Anthony McGowan's Guardian review of Rosoff's latest novel suggests that "there isn't another young adult novel like There Is No Dog", and goes on to compare Rosoff's writing with Evelyn Waugh, Muriel Spark and Kurt Vonnegut (for "intellectual playfulness").  What There Is No Dog reminded me of was the Hitchhiker's Guide to the Galaxy series;    There Is No Dog is more grounded (it takes place mostly on earth, not on alien spacecraft) and more emotionally nuanced (the Hitchhiker's Guide, as I recall, is pretty much a straight-up parody).  But the books share the same kind of goofy absurdist take on a some of mankind's most vexed questions (Hitchhiker contemplates the meaning of life, while Dog takes a good hard look at the world and extrapolates the nature of God).

So, God.  He's a teenage boy, name of Bob.  He got the job of Creator of Earth because his wacko mother won it for him in a poker game. ("Bob's credentials (non-existent) did not impress.  But the general sense of exhaustion and indifference was such that no one could really be bothered to argue.")  He's sloppy, lazy, immature, whiny, lacking in compassion or responsibility.  He's lustier than the Rolling Stones in heat and prone to falling in and out of love dramatically and dangerously.
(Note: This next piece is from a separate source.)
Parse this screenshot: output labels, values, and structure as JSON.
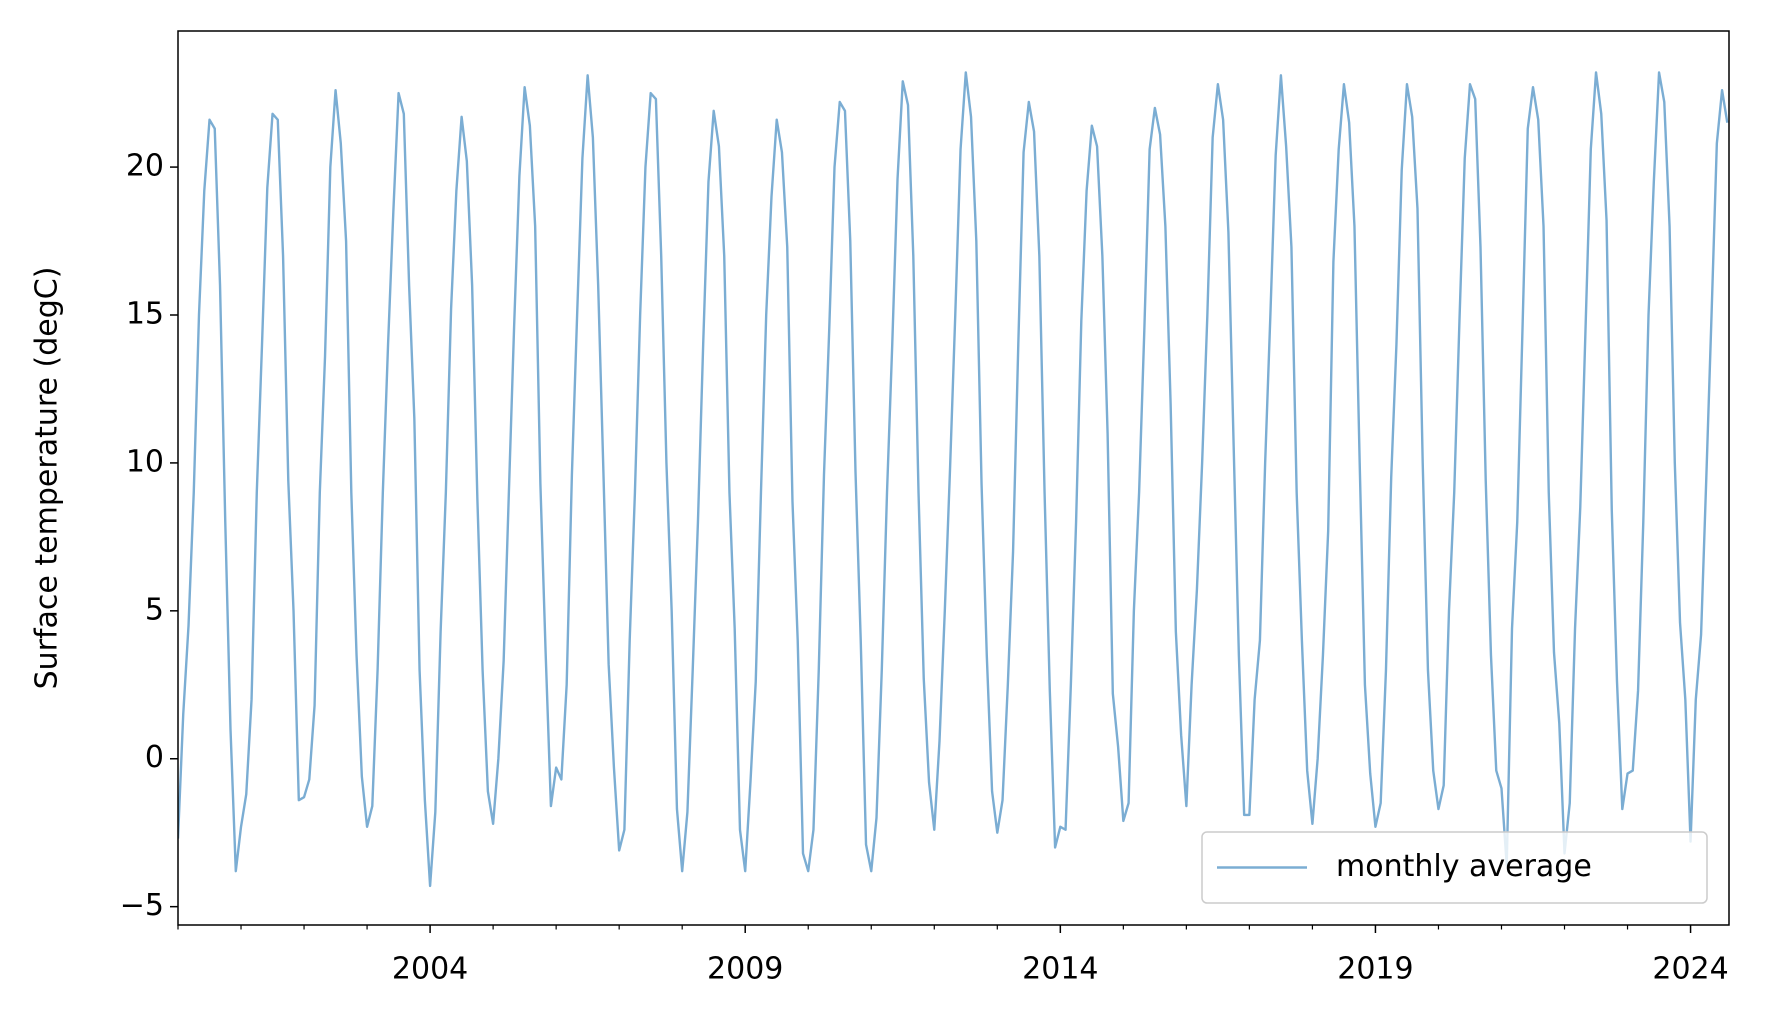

'Mr B remembered another girl, another time, with the face of an angel and the sweetest manners, a child's soft mouth and an expression open and trusting as a lamb.  She had seen Bob for what he was, and loved him anyway.  Mr B removed his spectacles, hoping to erase the vision in his head.  That romance had ended with floods, tornadoes, plague, earthquakes and the girl's execution for heresy, a few weeks before her fourteenth birthday.  By special order of Pope Urban II.  


And, just our luck, this loser has gone and created man in his own image, "which anyone could see was one big fat recipe for disaster."  


Earth's only saving grace is that Mr. B, God's  administrative assistant, does care about earth and its creatures and tries his damndest to straighten out Bob's messes.  (Right now he's dealing with the biblically-proportioned floods caused by Bob's trying to seduce a young girl named Lucy.)  But Mr. B is nearing the end of his rope and has applied for a transfer.  Who will look after creation now?

Although There Is No Dog sounds like it could be desperately cynical, in the end it isn't.  Despite God's blunderings, miracles unexpectedly occur and death is cheated, at least for the moment.  People have hope, and it doesn't feel empty. And it may turn out that our slacker of a God can be overthrown....

Nothing is finally resolved in this book, but then again, that's life, isn't it?